De acordo com a coordenadora Adjunta da Central de Notificação, Captação e Distribuição de Órgãos Estadual (CNCDO), a biomédica Ierece Miranda, a falta de doações faz a fila de espera apenas aumentar. “Aproximadamente 42 novos pacientes entram mensalmente na fila de transplante de córnea e apenas 18 deixam essa fila. Ou seja, a cada mês a lista de espera para transplante de córnea aumenta em 9% e diminui em apenas 4%. Quanto aos renais crônicos, a média mensal de novos receptores na fila é de 49 e apenas 4 são transplantados. Isso significa que a fila para o transplante de rim aumenta 9% e diminui somente 0,8%”, analisa.

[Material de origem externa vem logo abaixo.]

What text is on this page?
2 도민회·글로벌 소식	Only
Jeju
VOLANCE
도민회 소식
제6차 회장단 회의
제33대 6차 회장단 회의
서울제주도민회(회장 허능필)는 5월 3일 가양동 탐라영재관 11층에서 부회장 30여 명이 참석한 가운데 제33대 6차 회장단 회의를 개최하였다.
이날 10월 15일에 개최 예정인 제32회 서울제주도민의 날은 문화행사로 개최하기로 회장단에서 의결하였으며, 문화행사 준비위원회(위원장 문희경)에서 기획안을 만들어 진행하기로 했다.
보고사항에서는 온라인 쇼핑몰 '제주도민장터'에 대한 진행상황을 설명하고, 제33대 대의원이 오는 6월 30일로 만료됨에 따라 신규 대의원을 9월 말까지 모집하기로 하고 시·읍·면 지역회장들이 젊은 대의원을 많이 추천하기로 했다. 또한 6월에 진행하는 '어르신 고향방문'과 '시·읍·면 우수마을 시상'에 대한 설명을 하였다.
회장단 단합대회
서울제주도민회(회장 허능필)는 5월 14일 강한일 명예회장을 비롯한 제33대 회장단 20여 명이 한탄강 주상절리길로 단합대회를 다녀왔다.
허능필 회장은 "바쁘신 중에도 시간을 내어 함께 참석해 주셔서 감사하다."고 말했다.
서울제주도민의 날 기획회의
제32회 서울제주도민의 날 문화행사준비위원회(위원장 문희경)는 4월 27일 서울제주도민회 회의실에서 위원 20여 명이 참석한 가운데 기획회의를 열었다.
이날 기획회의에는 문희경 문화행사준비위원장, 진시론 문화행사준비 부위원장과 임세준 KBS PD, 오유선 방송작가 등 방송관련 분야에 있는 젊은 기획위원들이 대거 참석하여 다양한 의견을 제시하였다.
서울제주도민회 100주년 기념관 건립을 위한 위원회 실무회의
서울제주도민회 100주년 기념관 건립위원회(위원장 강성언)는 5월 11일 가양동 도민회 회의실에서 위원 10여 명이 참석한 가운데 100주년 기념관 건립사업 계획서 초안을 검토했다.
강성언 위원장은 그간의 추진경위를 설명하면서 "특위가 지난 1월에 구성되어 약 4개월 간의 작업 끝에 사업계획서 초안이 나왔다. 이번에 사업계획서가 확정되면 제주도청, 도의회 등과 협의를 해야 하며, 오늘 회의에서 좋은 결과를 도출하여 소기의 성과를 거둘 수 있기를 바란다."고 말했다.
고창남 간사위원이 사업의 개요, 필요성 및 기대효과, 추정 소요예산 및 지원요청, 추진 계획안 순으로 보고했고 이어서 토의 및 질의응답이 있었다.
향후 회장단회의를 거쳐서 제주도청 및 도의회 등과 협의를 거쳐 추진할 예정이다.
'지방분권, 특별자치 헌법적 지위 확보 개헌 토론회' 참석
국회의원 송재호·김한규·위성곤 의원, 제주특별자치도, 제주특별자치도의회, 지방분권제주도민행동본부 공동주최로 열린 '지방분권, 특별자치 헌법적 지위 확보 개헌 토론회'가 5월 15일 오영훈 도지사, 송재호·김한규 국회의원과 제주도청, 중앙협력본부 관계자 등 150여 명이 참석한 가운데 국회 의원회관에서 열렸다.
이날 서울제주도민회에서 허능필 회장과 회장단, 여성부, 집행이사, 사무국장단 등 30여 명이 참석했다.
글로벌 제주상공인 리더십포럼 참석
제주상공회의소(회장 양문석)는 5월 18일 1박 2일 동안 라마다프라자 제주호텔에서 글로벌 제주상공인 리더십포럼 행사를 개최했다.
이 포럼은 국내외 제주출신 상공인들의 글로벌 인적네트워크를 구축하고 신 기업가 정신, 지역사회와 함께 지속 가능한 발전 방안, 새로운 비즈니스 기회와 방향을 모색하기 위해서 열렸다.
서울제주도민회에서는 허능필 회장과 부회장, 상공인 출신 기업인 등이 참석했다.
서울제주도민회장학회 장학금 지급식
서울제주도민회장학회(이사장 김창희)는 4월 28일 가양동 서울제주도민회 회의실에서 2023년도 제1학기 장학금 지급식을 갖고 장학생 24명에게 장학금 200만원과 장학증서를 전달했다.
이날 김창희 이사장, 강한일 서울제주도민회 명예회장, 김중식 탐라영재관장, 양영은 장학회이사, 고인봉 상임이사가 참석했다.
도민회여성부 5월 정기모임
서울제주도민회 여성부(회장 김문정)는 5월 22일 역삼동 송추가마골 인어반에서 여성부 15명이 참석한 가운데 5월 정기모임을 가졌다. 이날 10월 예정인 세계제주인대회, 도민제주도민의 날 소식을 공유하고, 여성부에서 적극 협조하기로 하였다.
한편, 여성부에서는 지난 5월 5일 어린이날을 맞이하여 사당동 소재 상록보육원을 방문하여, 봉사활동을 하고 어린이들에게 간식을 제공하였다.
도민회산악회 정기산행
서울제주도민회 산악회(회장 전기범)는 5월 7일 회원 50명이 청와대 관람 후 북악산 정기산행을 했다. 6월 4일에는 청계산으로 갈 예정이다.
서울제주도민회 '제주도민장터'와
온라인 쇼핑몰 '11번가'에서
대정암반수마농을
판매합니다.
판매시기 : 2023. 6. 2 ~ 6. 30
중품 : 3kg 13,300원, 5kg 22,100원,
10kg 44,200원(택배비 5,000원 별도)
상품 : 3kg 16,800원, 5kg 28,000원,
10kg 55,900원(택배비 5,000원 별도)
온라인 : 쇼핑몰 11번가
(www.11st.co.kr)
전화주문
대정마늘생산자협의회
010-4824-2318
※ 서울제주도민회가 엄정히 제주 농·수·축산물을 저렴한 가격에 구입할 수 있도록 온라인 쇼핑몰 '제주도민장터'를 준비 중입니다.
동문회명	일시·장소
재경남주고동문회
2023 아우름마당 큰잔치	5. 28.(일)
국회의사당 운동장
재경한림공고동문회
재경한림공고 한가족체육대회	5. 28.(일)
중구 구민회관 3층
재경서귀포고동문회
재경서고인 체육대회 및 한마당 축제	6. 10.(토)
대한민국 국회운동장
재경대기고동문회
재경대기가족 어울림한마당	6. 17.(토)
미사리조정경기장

O crescimento das filas só aumenta o tempo de espera para os transplantes no Estado e no caso dos transplantes renais, o aumento de pacientes em tratamento de hemodiálise. “É muito mais caro manter o paciente em tratamento de hemodiálise do que realizar o transplante. Mais caro não somente no custo financeiro, mas por todo o sofrimento que o paciente e a família precisam passar durante o tratamento”, ressalta a biomédica.
Como o Pará não realiza outros tipos de transplantes, quando surge um múltiplo doador, os órgãos podem ser enviados para outro Estado, com exceção do coração, o qual os cirurgiões aproveitam os vasos do órgão para outras cirurgias cardíacas.
O Estado tem quatro estabelecimentos de saúde autorizados a realizar transplantes de rim. O Hospital Regional do Baixo Amazonas, em Santarém; o Hospital Regional Público do Araguaia, em Redenção – onde é feito apenas o transplante com o doador vivo; o Hospital Ophir Loyola e o Hospital Saúde da Mulher, ambos em Belém. Quanto ao transplante de córnea é feito em Santarém, em Belém e na Região Metropolitana. Ao todo são 12 estabelecimentos de saúde a realizar este tipo de cirurgia.

O agricultor Luiz Cavalcante, 47 anos, veio de Altamira para realizar o transplante de rim no Hospital Ophir Loyola. ”Fazem cinco meses, fiz em outubro do ano passado. Tive muitas malárias, umas 12 ou mais, aí meu rim não resistiu. Só sentia muita falta de ar, inchaço e tosse. Fui no médico e ele disse que eu tinha diabetes, os rins parados e o coração grande, estava tudo inflamado”, disse.

Desde então foram três anos e cinco meses de espera. “Fiquei todo esse tempo fazendo hemodiálise. Aí me ligaram avisando que conseguiram o rim. Estava em Altamira, a Sespa me arrumou a passagem e vim tranquilo, sem medo. Não senti nada, foi uma benção. Hoje tenho três rins, os dois parados e o meu novo. Só voltei ao hospital agora pela terceira vez porque a pressão baixou e depois do transplante qualquer coisa que a gente sinta temos que vir para o hospital”, comenta o agricultor.
Há três hospitais no Pará que possuem Comissão Intra-Hospitalar de Doação de Órgãos e Tecidos para Transplantes (CIHDOTT), o Hospital Ophir Loyola, o Hospital Regional de Santarém e o Hospital Metropolitano. No hospital Ophir Loyola, a comissão – que é composta por um médico, um psicólogo, uma assistente social e uma enfermeira – busca diariamente doadores em potencial pelos corredores da instituição. Ainda que a referência do hospital seja o tratamento de câncer e esses pacientes não sejam doadores em potencial, é possível encontrá-los.

De acordo com o Coordenador da Comissão, Jair Graim, a abordagem familiar às vezes funciona. “Mas não são muitos os hospitais que fazem. Essa abordagem é feita desde o acolhimento, da chegada ao hospital. Aqui no Ophir somos uma das Comissões referências no Brasil, reconhecidos em um Encontro de Cihdott, porque tentamos sempre fazer esse acompanhamento”, revela.

Segundo ele, além da falta de informação, pelo menos três motivos interferem para que as famílias autorizem a doação de órgãos. “Muitas acreditam no mito do tráfico de órgãos, mas o que as pessoas precisam entender é que o transplante é um procedimento complexo demais para ser feito clandestinamente; questões religiosas também pesam nessa decisão; a demora do processo também, que dura entre 12 a 24 horas, e nesse momento de fragilidade da família é complicado”, ressalta.